Trois ans d'efforts représentent en effet une période d'étude et d'analyse relativement longue. A n'en pas douter, cela tient à l'originalité d'une démarche consistant à rassembler dans un même projet souci de rentabilité et développement durable. «Le microcrédit a été une des bonnes surprises pour les Nations unies lors de ces quinze dernières années, commentait Frank Grozel, responsable du projet microfinance au sein de la Cnuced. Une évolution dans les pays en développement qui a clairement démontré la possibilité de substituer des relations d'intérêts mutuels à une logique d'assistance. En ce sens, les microbanques sont des institutions plus ou moins bien gérées, plus ou moins profitables qui cherchent à instaurer un climat de marché entre petits entrepreneurs et bailleurs de fonds pour sortir ces familles du cercle de la pauvreté.»

Dans ce contexte, les microbanques ont un rôle essentiel à jouer car elles représentent les seuls organismes donnant accès au crédit à toute une fraction de la population mondiale travaillant dans ce que l'on appelle l'économie de l'ombre. Et les besoins sont énormes. On évalue aujourd'hui le nombre de micro-entrepreneurs à quelque 500 millions dans le monde, soit, avec leurs familles, 3 milliards de personnes dépendantes d'à peine 10 000 institutions de microfinance, selon le recensement de la Banque mondiale. Mais ce qui ne manque pas de surprendre les néophytes, c'est que les meilleurs de ces organismes atteignent des taux de rendement sur fonds propres flirtant les 30%, avec des défauts de paiements ne dépassant les 3% pour les pires d'entre eux. De la à conclure que les «pauvres» sont des débiteurs fiables dont l'éthique est rarement prise en faute, le pas est vite franchi.

Une œuvre de pionniers

Les responsables du fonds Dexia ont pleinement souscrit à cette philosophie consistant à créer et distribuer une nouvelle classe d'actifs, tout en contribuant au développement des microbanques par l'accès à des sources de financement alternatives. «Jusqu'ici, ces institutions ont eu essentiellement recours à des subsides comme mode de refinancement, poursuivait Bernard Herman. Notre but est d'introduire une notion de marché que les microbanques appellent d'ailleurs de leurs vœux pour une meilleure planification de leurs activités de crédit.» Dans ce contexte, le fonds Dexia est bien décidé à soutenir toute initiative de titrisation des instruments de dettes pour une meilleure liquidité de cette classe d'actifs.
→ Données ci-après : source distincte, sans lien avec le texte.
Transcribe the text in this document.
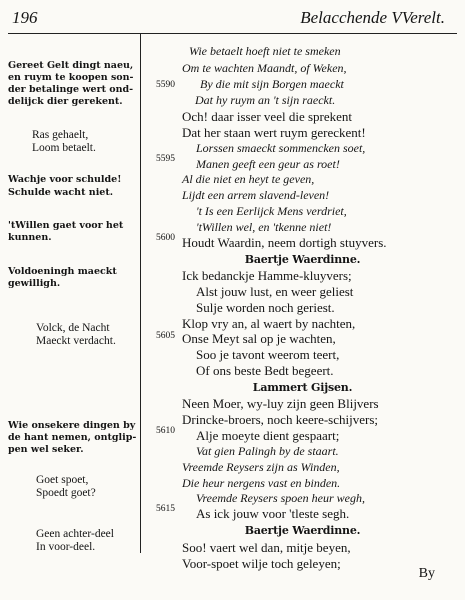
196	Belacchende VVerelt.
5590
5595
5600
5605
5610
5615
Wie betaelt hoeft niet te smeken
Om te wachten Maandt, of Weken,
By die mit sijn Borgen maeckt
Dat hy ruym an 't sijn raeckt.
Och! daar isser veel die sprekent
Dat her staan wert ruym gereckent!
Lorssen smaeckt sommencken soet,
Manen geeft een geur as roet!
Al die niet en heyt te geven,
Lijdt een arrem slavend-leven!
't Is een Eerlijck Mens verdriet,
'tWillen wel, en 'tkenne niet!
Houdt Waardin, neem dortigh stuyvers.
Baertje Waerdinne.
Ick bedanckje Hamme-kluyvers;
Alst jouw lust, en weer geliest
Sulje worden noch geriest.
Klop vry an, al waert by nachten,
Onse Meyt sal op je wachten,
Soo je tavont weerom teert,
Of ons beste Bedt begeert.
Lammert Gijsen.
Neen Moer, wy-luy zijn geen Blijvers
Drincke-broers, noch keere-schijvers;
Alje moeyte dient gespaart;
Vat gien Palingh by de staart.
Vreemde Reysers zijn as Winden,
Die heur nergens vast en binden.
Vreemde Reysers spoen heur wegh,
As ick jouw voor 'tleste segh.
Baertje Waerdinne.
Soo! vaert wel dan, mitje beyen,
Voor-spoet wilje toch geleyen;
Gereet Gelt dingt naeu,
en ruym te koopen son-
der betalinge wert ond-
delijck dier gerekent.
Ras gehaelt,
Loom betaelt.
Wachje voor schulde!
Schulde wacht niet.
'tWillen gaet voor het
kunnen.
Voldoeningh maeckt
gewilligh.
Volck, de Nacht
Maeckt verdacht.
Wie onsekere dingen by
de hant nemen, ontglip-
pen wel seker.
Goet spoet,
Spoedt goet?
Geen achter-deel
In voor-deel.
By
Dans les points forts liés à ce type d'investissements, les responsables du fonds ont relevé une faible sensibilité de prix pour ces instruments de dette à court terme (entre trois et six mois) et un risque de crédit modéré compte tenu de la fiabilité des clients de ces microbanques. En d'autres termes, la rentabilité du fonds devrait être attractive en comparaison des obligations souveraines ou de grandes sociétés des pays émergents. Le fonds Dexia de microcrédit escompte ainsi un rendement annuel moyen sur trois ans de 1% supérieur au Libor sur le dollar américain. A l'heure actuelle, il dispose d'une fortune de 10 millions de dollars dont 17% sont investis dans des microbanques. Un montant qui devrait rapidement doubler, avec comme objectif une allocation d'actifs répartie pour 80% dans les dettes des microbanques d'ici à trois ans. «Notre intention est d'avancer progressivement, exposait Vincent Comet d'Axa. D'abord pour sécuriser nos placements et ensuite pour nous habituer aux concepts de cette classe d'actifs particulière.» L'accès aux dettes des microbanques restreint à un nombre limité de pays, l'absence de notation, le manque d'informations centralisées sur ces institutions et les coûts élevés des transactions démontrent suffisamment que les initiateurs du projet font œuvre de pionniers. Le monde de la microfinance a tout à y gagner.